The question is: do we know what we want to say?
The confluence of enhanced biological knowledge with advanced engineering capabilities is driving our ability to execute programs in biology. As we can increasingly analyze and understand biology, we’re gaining the biological equivalents of software debuggers and compilers. With engineering, we can now make modular components (sensors, switches, logic gates) we can stockpile, reuse, and repurpose like Lego blocks—a sort of biological code repository. And like any engineered process based on a design -> build -> test cycle, advances in programming biology will accrue, compound, and accelerate over time.
Read (r), write (w), and execute (x) in biology are inextricably linked; in many ways, they reinforce each other. It’s a knowledge-capability matrix relationship (see below) where our ability to read informs what we can write; the arrival of new technologies like AI elevates reading to insight; and the joining of writing with insight powers our ability to execute.

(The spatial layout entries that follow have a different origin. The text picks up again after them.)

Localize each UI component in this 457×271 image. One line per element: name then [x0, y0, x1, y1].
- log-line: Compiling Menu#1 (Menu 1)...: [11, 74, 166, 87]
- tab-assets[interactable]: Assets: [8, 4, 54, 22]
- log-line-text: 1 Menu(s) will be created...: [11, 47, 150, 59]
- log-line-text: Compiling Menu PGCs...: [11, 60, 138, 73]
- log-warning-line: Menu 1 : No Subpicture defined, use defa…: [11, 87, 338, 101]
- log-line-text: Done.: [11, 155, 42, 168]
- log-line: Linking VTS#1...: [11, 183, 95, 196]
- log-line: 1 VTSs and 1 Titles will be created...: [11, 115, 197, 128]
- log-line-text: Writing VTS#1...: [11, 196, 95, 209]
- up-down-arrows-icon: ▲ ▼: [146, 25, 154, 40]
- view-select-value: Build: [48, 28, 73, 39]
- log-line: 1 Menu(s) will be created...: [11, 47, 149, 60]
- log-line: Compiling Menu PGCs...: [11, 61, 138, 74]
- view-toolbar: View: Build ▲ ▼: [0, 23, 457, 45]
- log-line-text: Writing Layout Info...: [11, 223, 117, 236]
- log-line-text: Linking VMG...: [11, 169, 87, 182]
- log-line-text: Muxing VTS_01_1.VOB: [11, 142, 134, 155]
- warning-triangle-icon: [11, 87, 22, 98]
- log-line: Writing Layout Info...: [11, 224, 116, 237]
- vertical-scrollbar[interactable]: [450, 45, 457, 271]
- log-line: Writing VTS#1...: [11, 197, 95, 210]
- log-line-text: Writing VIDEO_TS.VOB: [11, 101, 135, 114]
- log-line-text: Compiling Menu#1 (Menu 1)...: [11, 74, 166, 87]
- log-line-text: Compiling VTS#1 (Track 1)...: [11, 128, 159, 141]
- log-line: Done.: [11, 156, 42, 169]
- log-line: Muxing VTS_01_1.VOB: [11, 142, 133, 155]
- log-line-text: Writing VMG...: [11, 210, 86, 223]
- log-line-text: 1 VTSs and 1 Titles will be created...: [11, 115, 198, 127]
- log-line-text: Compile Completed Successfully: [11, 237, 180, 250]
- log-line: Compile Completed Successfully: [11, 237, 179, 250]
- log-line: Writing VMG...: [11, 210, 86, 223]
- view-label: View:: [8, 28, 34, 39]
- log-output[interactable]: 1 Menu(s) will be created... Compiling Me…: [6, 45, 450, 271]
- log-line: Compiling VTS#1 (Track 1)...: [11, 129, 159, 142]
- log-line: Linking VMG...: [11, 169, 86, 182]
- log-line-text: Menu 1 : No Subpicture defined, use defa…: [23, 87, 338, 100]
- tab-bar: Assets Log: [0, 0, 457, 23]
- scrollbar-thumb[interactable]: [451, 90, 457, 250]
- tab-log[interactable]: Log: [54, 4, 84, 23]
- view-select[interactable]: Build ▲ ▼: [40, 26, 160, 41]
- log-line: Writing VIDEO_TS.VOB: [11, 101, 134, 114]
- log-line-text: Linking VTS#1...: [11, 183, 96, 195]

With its ability to store information, replicate and evolve, biology is one of the most advanced technologies on earth. Just the way software has transformed virtually every aspect of our world, this new ability to execute programs in biology will touch all of our lives, both in terms of our health and far beyond—with engineered biology applications in agriculture, food, textiles, manufacturing… even computers.
Imagine an engineered cell that can look for the presence of disease, run a computation to determine what program to run—maybe to attack an unhealthy cell, or recruit other immune cells—and then shut itself off when the job is done. CAR T is an early example of the promise for sophisticated cell therapies that do just that, to tackle complex diseases like cancer. As we become increasingly capable of executing programs in biology, we won’t be limited to just repair what’s broken, we’ll be able to use biology as a true design medium to wildly reimagine and remake the physical world around us.